Outre des bugs récurrents, le langage abscons, voire "incompréhensible pour la très grande majorité" des utilisateurs est régulièrement pointé. Aujourd’hui encore, des améliorations sont attendues. "Le portail ne fonctionne pas correctement, souligne Katerine Louineau, représentante du Comité pluridisciplinaires des artistes-auteurs (CAAP). Par exemple, nous ne recevons aucune attestation de versement de nos cotisations. Il faut les réclamer par mail ou par téléphone."

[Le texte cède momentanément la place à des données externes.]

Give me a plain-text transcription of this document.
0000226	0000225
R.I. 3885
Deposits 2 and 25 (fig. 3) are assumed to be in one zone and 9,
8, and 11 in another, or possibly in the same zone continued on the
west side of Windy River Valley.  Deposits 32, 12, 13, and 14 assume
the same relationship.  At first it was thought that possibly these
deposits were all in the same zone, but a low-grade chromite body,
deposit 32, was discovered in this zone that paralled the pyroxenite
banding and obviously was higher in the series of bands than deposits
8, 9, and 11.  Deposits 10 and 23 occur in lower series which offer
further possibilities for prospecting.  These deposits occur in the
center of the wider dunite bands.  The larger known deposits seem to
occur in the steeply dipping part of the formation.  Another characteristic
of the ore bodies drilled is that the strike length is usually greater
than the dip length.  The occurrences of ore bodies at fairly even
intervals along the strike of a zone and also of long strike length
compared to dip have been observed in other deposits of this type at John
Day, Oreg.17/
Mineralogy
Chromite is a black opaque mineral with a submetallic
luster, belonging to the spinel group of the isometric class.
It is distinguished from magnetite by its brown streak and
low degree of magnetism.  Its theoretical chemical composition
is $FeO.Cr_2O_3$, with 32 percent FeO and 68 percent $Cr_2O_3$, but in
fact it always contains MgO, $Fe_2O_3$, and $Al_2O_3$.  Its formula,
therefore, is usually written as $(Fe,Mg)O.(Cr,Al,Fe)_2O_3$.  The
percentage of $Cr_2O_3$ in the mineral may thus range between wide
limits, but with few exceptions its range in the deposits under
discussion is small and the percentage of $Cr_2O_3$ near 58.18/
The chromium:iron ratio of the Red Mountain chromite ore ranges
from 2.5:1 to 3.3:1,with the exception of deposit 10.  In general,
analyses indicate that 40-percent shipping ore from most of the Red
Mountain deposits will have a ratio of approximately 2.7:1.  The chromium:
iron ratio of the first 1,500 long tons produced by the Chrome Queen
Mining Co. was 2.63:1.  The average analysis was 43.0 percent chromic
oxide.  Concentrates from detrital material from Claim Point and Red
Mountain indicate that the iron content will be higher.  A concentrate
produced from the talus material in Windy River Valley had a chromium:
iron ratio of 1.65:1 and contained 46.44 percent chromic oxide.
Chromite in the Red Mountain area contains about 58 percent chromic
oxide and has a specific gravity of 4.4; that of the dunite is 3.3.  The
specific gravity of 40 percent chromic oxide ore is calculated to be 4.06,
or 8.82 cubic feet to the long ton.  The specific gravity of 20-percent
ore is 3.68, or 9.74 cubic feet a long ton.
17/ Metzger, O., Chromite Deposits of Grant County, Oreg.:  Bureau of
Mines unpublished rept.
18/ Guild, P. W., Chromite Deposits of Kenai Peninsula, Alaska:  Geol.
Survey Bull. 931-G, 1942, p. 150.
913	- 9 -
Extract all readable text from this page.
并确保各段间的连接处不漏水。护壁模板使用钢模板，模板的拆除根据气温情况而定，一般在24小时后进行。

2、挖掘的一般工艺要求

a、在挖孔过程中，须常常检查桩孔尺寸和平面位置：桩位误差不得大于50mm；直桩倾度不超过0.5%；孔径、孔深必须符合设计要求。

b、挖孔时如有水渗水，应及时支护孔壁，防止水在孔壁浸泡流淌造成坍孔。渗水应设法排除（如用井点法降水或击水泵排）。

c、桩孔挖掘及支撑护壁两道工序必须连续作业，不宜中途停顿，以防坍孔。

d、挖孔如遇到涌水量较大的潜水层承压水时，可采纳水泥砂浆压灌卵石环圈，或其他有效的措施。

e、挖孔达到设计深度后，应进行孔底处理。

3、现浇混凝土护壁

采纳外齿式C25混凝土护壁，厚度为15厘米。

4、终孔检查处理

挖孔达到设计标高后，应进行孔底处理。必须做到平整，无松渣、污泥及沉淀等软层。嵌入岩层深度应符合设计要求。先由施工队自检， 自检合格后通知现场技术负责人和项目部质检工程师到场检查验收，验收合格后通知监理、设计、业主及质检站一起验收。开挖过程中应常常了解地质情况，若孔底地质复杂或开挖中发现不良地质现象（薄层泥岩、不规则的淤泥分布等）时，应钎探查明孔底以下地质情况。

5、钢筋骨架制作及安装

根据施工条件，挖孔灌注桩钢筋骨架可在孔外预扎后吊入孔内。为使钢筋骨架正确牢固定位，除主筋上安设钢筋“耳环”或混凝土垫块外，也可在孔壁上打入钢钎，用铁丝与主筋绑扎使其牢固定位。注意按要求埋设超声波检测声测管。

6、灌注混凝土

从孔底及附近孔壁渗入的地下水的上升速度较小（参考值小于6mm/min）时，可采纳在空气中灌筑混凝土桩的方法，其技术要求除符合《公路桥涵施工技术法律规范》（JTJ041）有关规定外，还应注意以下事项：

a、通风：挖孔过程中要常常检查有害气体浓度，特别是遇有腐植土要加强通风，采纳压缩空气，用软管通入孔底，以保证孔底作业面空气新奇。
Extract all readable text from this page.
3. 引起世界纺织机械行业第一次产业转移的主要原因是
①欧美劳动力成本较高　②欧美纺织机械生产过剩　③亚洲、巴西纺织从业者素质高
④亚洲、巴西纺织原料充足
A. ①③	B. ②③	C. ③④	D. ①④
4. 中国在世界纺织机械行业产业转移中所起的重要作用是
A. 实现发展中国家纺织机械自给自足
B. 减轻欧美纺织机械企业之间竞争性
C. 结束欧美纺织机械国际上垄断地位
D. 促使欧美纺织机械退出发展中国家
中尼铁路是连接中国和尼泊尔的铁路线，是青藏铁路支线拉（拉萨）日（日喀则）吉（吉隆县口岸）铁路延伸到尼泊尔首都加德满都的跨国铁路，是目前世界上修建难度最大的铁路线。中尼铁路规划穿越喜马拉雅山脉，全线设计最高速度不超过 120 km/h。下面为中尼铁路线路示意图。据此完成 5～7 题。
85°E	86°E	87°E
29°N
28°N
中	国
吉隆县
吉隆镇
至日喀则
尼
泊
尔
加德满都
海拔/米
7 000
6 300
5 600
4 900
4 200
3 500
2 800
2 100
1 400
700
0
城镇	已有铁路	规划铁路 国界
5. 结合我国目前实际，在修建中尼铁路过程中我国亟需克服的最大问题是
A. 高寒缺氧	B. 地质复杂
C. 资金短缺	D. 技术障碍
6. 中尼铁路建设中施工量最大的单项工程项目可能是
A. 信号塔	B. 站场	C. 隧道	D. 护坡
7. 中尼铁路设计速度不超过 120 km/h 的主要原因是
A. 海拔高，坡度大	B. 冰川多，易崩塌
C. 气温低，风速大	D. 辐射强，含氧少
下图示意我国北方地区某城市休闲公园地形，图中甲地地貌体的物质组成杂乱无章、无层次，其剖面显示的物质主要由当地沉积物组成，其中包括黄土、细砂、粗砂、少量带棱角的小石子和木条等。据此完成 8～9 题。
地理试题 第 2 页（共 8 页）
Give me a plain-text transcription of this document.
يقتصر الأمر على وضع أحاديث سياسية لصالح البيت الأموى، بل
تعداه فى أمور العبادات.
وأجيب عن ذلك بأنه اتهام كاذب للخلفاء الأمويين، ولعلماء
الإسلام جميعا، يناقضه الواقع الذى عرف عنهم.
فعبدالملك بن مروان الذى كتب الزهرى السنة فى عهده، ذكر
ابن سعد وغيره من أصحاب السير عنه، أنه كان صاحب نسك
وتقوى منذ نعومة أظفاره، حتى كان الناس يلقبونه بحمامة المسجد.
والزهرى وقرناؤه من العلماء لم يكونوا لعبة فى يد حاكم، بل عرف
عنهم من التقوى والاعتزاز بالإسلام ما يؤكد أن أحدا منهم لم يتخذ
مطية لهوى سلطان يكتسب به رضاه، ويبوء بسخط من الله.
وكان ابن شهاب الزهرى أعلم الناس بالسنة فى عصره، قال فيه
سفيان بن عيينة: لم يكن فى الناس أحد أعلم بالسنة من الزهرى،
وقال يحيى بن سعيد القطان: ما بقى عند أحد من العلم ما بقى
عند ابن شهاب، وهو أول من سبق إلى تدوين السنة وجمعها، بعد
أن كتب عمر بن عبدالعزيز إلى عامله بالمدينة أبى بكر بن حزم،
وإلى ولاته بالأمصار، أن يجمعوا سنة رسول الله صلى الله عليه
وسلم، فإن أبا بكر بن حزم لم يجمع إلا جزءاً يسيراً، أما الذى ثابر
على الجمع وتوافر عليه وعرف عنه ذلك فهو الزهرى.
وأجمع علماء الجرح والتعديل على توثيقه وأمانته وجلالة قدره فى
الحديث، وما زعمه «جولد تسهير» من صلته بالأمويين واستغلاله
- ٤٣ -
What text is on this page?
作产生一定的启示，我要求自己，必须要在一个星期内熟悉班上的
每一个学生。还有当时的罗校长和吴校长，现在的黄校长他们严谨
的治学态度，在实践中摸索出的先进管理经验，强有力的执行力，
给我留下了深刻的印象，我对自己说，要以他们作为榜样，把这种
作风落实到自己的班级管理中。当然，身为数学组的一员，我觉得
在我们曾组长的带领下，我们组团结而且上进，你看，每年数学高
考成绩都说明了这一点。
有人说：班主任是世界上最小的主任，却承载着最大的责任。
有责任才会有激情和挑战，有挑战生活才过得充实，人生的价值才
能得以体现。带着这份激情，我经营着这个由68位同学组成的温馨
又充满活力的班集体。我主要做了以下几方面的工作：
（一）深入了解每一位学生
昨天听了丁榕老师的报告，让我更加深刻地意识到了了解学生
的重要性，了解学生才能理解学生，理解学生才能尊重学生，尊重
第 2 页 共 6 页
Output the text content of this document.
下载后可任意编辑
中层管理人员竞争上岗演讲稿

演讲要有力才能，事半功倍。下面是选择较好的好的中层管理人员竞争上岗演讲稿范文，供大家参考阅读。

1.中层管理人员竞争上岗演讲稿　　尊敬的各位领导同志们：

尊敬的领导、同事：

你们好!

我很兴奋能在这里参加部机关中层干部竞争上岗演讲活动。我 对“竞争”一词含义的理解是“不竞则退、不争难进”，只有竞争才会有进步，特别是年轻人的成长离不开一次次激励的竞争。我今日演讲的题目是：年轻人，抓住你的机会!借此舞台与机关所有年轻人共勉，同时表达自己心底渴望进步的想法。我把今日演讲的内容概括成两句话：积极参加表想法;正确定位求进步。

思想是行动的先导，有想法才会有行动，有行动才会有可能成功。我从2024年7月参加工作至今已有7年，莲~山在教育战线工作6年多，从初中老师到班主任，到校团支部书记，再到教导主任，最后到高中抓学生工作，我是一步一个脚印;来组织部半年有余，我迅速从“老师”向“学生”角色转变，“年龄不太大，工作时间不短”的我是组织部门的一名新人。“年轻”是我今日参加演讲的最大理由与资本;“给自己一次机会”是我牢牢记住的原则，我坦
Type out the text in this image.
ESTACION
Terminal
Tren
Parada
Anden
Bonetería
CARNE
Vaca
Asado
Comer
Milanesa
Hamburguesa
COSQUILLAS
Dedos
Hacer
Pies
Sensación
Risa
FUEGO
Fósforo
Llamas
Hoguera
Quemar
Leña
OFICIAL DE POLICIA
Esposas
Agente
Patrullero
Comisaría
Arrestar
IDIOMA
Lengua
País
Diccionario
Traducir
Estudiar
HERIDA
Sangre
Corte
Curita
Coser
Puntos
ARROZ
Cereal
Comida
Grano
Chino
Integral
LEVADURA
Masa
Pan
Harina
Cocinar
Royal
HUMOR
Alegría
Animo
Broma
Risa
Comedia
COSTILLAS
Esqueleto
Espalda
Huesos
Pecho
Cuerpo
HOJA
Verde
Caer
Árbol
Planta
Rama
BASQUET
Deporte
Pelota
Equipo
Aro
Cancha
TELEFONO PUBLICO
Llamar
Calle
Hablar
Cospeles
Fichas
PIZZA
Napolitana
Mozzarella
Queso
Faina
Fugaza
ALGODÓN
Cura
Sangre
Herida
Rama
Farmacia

Dysfonctionnements et absurdie
Côté pouvoirs publics, si l’on reconnaît de réels dysfonctionnements du portail Urssaf-Limousin depuis son lancement et un manque de communication auprès des artistes-auteurs, on rappelle aussi que le système d’appel de cotisations joue pour la première fois à plein cette année. "En 2020, les revenus 2019 n’avaient pas fait l’objet d’appel de cotisations de l’Urssaf car ils figuraient encore dans la période qui précédait le transfert de compétences, décrypte Boris Minot, nommé le 1er octobre directeur de mission artistes-auteurs diffuseurs à l’Urssaf Caisse nationale (nouveau nom de l’Acoss). Comme il n’y avait pas eu d’ajustement l’an dernier, cela a pu surprendre un certain nombre de personnes cette année."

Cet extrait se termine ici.